I'm going to weigh in on this, despite the fact that I don't actually play EDH, so take my opinion with a very large grain of salt. My understanding of the format, is that it was never meant to be competitive. It was meant to be a casual format. What is different between EDH, and any other constructed format? 1) Larger decks, 101 vs 60. 2.) Singletons, vs. up to 4-ofs. What does all this equate to? 80 something unique cards, vs maybe 20 at most. The combination of these things to me, says the spirit of the format was that it was meant to be a collectors' format. It was about what unique cards you could collect to make up your 101. It was never about power level, as it was never intended to be competitive. (With 101 cards, and mostly singletons, the variance is just too high to ever be truly competitive IMO.) As such, proxying the powerful cards that you can't afford is antithetical to the spirit of the format to me.
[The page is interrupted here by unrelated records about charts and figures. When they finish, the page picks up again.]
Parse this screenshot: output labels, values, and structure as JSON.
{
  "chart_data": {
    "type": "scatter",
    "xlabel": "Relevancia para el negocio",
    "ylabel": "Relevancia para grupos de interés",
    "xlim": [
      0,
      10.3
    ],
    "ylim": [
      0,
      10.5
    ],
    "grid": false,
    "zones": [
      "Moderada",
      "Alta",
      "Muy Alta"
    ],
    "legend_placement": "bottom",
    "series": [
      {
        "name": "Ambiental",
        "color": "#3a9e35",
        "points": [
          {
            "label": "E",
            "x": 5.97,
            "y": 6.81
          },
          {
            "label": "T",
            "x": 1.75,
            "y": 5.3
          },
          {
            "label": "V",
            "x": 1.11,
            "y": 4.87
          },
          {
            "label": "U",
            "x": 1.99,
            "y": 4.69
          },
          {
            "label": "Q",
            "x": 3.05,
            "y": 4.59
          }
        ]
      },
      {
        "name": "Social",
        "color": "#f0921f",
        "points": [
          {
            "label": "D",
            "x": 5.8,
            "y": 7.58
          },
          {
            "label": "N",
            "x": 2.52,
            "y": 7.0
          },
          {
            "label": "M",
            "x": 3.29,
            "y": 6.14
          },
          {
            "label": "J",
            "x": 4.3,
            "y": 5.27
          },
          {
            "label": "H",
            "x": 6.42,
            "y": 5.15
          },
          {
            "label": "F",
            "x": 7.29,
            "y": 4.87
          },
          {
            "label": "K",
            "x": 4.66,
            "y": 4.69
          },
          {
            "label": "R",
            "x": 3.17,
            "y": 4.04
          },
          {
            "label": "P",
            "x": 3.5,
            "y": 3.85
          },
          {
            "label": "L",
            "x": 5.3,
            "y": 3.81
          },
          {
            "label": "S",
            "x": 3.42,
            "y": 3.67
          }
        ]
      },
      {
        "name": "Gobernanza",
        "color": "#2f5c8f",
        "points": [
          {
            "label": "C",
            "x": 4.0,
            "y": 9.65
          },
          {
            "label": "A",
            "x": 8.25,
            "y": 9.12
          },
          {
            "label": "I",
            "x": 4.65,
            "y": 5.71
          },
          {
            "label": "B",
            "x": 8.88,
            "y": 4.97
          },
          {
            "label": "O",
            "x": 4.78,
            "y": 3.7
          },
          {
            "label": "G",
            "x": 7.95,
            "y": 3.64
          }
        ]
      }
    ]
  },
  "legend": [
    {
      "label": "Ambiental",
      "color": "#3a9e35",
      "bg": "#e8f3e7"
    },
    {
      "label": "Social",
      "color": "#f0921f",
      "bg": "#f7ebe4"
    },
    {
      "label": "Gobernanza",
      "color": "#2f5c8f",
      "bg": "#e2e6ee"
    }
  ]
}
Where I could see justifying it, is if one person in the group has collected a handful of high power level cards... You can't really have fun playing with them since they're playing on a higher power level, and it's not fair to ask them to not play a prized card that they probably had to work decently hard to acquire.
All that said, to each his/her own. If your group is all ok with proxies, have at it. For me though, I would much rather have everyone play at a lower power level with cards they can reasonably acquire, than jack the power level up by allowing proxies, even if that means one or two players have to sideline some of their most powerful cards.